Iyer: In a few weeks, UNICEF and the Ministry of Health will release a national nutrition survey.  This is the first national nutrition survey conducted successfully in Afghanistan in about 10 years.  What it will show is stunting levels which are the highest in the world, with over half of the entire child population being stunted or chronically malnourished, and it will also show extremely high rates of wasting or acute malnutrition, particularly in the age category of zero to three.  These indicators certainly justify a very strong investment in a very wide and ambitious nutrition program.  It’s what the country needs.  It’s what the children need.

I think there are probably some quick wins.  We can probably make a big dent in terms of the high anemia rates by supplementing women more regularly with iron and folic acid at regular intervals and at a national scale.  Another nutritional problem in Afghanistan is in the area of micronutrient deficiencies, so our efforts to iodize all salt produced in Afghanistan and to ensure that all salt imported into Afghanistan from neighboring countries is iodized is something that we’ll continue doing; and we’re also going to continue with vitamin  A supplementation at a national scale.

Q: You are starting to work in Nuristan. What are you able to do there, and how do you do it?

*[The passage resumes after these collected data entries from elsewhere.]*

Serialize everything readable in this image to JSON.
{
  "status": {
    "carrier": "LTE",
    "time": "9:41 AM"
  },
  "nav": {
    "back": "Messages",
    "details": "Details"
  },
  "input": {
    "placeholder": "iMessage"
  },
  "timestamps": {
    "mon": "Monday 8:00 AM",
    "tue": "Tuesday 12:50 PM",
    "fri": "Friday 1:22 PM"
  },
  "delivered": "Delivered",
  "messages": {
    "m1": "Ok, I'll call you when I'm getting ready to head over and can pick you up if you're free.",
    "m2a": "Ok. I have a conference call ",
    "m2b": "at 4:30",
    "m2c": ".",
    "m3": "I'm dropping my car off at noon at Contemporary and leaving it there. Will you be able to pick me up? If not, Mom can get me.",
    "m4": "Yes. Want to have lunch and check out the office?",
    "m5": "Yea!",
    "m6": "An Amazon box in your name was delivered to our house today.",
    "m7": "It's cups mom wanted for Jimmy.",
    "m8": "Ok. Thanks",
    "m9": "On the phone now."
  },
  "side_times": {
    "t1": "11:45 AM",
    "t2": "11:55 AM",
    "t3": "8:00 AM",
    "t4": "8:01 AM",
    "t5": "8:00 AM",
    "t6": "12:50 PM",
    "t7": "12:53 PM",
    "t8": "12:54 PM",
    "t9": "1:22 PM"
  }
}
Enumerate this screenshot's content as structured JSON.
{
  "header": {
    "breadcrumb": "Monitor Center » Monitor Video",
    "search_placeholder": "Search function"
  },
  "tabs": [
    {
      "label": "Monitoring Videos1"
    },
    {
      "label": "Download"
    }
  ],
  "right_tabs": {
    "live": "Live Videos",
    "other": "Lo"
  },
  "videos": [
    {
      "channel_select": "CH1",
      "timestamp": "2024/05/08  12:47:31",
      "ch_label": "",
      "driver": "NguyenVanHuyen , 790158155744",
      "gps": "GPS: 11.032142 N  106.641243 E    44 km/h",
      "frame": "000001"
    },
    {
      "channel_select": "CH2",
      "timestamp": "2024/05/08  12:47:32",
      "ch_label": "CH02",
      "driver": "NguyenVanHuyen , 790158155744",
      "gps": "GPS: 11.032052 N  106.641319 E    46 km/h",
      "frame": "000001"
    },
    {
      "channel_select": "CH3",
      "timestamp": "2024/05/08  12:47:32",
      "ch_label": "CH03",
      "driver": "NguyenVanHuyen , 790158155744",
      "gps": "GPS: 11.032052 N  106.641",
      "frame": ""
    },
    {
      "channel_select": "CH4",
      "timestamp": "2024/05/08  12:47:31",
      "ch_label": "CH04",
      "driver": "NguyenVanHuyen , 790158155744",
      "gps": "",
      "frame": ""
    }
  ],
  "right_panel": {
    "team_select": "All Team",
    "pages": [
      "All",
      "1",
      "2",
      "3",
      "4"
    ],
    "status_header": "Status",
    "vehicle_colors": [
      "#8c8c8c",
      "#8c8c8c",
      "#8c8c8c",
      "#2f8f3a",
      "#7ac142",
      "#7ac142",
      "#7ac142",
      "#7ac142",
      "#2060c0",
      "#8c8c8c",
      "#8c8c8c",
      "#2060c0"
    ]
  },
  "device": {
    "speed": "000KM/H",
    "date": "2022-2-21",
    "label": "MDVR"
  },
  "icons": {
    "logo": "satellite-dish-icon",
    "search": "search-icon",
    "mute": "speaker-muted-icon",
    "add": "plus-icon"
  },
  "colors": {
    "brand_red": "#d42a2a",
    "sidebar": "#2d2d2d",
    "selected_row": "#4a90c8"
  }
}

Iyer: Nuristan is arguably the most insecure province among the 34 provinces in Afghanistan.  It’s an area where no international organization has been able to establish an office or a presence for a number of years, and this is due to the security situation.  However, we have been able to implement programs such as polio immunization, routine immunization, etc. in Nuristan, but we’ve had to do this without being able to establish an office in that province.  So we have been supporting such programs that are implemented by other partners, but there’s a strong attention given before implementation starts to 1) local access negotiation, and 2) gaining community acceptance from community development committees, village elders, etc., and that has allowed us to implement programs in the area of immunization, most notably. It’s more challenging, however, to monitor programs in such areas, and so we have been increasingly using third-party monitoring, and also remote monitoring, basically using SMS types of technologies to monitor and report back to us.